Der Fall Worldcoin zeigt exemplarisch die Konflikte zwischen innovativen Technologien der Kryptowährungsbranche und bestehenden nationalen Datenschutzgesetzen auf. Während Worldcoin aufgrund seiner dezentralisierten Struktur als zukunftsweisend gilt, betonen Experten, dass Anwender solcher Technologien stets in den Rahmen von gesetzlichen Regulierungen eingebettet sind. Kritiker argumentieren, dass insbesondere sensible biometrische Daten besonderen Schutz benötigen, da ihre missbräuchliche Verwendung fundamentale Menschenrechte und die persönliche Freiheit bedrohen kann. Die Debatte rund um Worldcoin hat daher eine breit angelegte Diskussion über Datenschutz, Datensicherheit und digitale Souveränität entfacht, nicht nur in Kenia, sondern weltweit. Für die Zukunft bleibt abzuwarten, wie die Regulierungsbehörden und Regierungen ihren rechtlichen Rahmen anpassen und wie Unternehmen sich darauf einstellen werden.
Im Kern geht es darum, innovative digitale Dienstleistungen verantwortungsvoll anzubieten, ohne dabei die Privatsphäre der Nutzer zu gefährden. Der richterliche Eingriff in Kenia sendet ein deutliches Signal an Unternehmen wie Worldcoin: Das Vertrauen der Nutzer ist eng mit dem Schutz ihrer Daten verknüpft, und die Einhaltung demokratisch legitimierter Datenschutzgesetze ist unabdingbar. Neben der strafrechtlichen und regulatorischen Dimension wirft der Fall ethische Fragen auf. Wie viel persönliche Information ist es wert, trade-off zu stehen gegen potenzielle finanzielle Vorteile? Wie steht es um die informierte Einwilligung der Bürger, wenn diese aufgrund finanzieller Anreize Druck verspüren? Diese Fragestellungen sind nicht nur für Kenia relevant, sondern spiegeln eine globale Herausforderung wider, vor der Gesellschaften im digitalen Zeitalter stehen. Zusammenfassend symbolisiert das Gerichtsurteil in Kenia eine bedeutende Entwicklung im Umgang mit biometrischen Daten und digitalen Identitäten.

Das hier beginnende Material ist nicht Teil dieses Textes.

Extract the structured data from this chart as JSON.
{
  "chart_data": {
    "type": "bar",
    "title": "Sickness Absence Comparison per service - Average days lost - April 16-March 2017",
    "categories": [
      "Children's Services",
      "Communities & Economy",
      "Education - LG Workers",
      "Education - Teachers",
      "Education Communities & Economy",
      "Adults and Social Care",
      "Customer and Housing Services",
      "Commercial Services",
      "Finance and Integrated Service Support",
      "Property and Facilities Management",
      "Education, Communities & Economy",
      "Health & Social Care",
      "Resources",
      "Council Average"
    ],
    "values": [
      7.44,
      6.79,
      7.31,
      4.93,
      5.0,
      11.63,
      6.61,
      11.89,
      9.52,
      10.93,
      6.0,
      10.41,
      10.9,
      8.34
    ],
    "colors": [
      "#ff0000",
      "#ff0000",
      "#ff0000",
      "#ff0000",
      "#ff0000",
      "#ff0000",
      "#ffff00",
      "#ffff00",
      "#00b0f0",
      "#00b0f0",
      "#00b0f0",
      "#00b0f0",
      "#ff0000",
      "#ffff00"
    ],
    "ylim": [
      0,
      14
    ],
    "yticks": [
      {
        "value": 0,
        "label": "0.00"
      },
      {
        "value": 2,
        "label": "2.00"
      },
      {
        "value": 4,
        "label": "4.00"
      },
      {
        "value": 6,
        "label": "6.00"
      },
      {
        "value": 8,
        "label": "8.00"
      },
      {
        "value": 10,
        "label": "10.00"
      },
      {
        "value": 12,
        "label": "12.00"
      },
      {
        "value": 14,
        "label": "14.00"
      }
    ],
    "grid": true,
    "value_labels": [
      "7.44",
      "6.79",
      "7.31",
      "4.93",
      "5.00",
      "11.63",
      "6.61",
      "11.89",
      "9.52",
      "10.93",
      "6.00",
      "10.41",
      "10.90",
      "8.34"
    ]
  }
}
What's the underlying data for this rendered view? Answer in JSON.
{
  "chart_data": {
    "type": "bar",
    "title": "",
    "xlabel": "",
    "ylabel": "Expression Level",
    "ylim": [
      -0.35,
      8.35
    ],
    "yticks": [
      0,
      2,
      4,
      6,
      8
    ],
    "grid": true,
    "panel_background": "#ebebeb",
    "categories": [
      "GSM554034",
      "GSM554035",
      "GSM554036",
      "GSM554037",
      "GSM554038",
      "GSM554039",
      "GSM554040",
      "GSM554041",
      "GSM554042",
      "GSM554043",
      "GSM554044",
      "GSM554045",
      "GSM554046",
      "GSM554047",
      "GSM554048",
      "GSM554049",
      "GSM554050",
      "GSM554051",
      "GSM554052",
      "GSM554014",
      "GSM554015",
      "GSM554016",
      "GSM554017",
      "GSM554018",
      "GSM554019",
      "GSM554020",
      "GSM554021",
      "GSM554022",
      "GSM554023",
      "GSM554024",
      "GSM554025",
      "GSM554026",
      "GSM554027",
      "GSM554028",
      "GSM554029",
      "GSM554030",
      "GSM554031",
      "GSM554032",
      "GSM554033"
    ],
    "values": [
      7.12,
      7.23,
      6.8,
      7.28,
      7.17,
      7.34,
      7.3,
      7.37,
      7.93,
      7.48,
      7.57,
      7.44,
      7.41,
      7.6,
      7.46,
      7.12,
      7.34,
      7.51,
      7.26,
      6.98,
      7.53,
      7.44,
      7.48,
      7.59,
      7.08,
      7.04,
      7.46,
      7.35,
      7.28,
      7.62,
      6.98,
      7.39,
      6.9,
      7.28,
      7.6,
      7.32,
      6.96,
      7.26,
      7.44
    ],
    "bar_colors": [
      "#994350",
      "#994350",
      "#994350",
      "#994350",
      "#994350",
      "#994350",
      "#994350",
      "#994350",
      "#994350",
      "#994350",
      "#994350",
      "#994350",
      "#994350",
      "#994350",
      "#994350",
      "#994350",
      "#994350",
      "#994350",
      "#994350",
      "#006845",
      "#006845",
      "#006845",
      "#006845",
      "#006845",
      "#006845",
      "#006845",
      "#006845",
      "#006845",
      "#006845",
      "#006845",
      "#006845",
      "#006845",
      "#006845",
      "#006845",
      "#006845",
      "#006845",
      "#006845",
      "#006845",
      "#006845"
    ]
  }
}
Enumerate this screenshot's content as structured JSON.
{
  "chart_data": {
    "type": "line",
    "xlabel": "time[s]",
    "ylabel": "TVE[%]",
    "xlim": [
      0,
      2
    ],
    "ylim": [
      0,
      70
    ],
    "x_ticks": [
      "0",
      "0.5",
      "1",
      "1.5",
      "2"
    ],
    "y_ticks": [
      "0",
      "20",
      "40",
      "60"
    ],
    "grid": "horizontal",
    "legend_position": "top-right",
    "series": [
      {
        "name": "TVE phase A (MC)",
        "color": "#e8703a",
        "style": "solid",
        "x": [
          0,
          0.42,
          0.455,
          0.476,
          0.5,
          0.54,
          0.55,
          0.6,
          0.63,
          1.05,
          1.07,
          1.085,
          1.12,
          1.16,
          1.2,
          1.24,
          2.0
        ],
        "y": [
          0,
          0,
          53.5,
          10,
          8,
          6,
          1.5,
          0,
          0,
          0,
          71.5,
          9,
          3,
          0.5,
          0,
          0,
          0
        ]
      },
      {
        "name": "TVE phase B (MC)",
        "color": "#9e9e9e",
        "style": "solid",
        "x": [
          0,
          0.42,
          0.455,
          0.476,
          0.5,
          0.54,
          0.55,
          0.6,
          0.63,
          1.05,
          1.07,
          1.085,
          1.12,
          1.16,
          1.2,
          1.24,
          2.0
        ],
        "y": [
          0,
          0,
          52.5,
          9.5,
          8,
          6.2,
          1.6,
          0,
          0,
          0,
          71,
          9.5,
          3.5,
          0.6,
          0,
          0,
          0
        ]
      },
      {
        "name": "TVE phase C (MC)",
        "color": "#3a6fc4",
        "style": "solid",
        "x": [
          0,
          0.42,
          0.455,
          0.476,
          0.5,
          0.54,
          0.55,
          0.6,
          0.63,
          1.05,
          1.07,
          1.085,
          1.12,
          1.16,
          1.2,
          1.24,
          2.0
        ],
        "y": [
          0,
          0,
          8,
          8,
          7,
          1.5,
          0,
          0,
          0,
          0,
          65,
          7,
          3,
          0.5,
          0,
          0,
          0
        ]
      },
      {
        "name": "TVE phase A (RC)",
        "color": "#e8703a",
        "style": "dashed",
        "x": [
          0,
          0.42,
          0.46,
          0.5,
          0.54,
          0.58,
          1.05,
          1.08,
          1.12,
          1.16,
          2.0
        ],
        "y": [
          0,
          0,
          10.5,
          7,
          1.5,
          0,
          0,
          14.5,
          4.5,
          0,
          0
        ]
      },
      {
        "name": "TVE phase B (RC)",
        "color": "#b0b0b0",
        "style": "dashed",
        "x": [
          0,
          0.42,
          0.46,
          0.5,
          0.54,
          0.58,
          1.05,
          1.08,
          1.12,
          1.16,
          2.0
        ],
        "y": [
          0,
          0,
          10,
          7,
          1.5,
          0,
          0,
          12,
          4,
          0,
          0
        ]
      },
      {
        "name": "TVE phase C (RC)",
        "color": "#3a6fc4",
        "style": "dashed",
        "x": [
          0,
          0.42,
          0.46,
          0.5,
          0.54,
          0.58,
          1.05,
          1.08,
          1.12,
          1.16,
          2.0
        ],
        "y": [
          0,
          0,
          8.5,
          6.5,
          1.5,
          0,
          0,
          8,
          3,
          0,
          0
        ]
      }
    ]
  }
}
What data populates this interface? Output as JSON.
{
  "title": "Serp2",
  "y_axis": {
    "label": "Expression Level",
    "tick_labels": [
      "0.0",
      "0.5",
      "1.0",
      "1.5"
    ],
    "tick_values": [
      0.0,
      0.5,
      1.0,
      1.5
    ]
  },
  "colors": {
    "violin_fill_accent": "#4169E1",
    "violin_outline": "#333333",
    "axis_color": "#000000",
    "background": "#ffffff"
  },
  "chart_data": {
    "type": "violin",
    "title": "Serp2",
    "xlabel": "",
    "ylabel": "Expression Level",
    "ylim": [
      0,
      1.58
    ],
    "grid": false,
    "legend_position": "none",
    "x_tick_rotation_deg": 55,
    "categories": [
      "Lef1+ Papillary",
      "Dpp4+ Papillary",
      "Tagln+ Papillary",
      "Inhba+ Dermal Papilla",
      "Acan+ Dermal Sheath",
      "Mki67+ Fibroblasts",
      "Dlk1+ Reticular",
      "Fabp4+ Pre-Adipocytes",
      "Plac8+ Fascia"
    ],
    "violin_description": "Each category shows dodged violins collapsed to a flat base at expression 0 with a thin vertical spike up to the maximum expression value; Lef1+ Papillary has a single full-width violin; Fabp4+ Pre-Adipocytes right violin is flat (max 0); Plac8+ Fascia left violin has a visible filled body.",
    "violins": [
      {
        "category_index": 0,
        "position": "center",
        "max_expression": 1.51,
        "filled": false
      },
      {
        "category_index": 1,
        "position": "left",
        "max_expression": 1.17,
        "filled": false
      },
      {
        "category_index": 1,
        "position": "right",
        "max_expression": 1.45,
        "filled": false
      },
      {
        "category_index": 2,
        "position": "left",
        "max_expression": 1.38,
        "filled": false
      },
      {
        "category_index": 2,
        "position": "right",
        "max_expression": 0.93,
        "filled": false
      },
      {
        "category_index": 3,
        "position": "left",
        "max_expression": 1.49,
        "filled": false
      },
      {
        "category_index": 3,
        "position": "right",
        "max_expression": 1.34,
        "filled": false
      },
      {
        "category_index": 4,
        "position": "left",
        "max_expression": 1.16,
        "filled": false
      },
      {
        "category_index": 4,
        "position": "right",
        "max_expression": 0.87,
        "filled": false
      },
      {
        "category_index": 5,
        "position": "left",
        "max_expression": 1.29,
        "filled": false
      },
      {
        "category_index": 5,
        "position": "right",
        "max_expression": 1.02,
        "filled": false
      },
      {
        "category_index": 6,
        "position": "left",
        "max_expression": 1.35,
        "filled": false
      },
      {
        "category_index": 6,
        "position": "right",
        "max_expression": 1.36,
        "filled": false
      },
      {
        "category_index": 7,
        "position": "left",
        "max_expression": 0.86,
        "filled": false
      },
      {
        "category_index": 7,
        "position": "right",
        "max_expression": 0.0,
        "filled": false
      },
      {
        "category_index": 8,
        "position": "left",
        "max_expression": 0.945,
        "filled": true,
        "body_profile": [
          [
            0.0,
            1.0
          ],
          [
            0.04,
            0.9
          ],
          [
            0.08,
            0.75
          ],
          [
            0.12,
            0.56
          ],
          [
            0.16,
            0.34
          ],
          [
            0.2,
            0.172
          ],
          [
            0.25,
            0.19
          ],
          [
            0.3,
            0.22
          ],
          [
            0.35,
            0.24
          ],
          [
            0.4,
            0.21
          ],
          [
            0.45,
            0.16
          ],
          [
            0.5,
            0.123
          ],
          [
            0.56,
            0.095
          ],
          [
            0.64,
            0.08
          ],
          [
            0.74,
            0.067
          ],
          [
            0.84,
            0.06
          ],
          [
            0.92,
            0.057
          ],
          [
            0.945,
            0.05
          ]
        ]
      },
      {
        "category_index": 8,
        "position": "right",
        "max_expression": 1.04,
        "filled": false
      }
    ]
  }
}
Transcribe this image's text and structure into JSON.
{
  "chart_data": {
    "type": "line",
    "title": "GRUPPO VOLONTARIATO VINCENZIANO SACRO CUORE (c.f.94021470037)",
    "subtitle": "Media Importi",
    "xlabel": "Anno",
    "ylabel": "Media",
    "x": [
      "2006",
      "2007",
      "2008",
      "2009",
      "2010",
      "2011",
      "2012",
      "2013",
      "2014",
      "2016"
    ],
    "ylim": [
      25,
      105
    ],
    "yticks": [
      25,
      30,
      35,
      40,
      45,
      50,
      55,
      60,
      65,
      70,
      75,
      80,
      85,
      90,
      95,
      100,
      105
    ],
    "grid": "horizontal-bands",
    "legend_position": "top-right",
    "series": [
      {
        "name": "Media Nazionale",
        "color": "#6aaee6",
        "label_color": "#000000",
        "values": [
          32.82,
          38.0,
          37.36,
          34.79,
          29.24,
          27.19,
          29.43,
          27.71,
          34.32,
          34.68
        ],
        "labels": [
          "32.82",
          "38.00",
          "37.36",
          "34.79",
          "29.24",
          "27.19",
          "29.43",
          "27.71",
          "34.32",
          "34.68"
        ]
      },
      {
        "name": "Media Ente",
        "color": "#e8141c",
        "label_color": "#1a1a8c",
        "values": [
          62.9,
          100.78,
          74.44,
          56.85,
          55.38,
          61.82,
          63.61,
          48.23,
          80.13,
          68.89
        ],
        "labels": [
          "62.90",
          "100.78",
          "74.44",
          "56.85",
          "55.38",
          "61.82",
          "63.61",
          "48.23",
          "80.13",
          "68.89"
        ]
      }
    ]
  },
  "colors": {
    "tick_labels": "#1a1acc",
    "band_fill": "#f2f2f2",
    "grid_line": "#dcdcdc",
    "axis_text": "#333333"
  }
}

Es betont die Notwendigkeit eines ausgewogenen Verhältnisses zwischen technologischer Innovation und dem Schutz der Privatsphäre. Firmen wie Worldcoin müssen aus dieser Erfahrung lernen und ihre Geschäftsmodelle an rechtliche und ethische Standards anpassen, um langfristig erfolgreich zu sein und das Vertrauen der Nutzer weltweit zu gewinnen.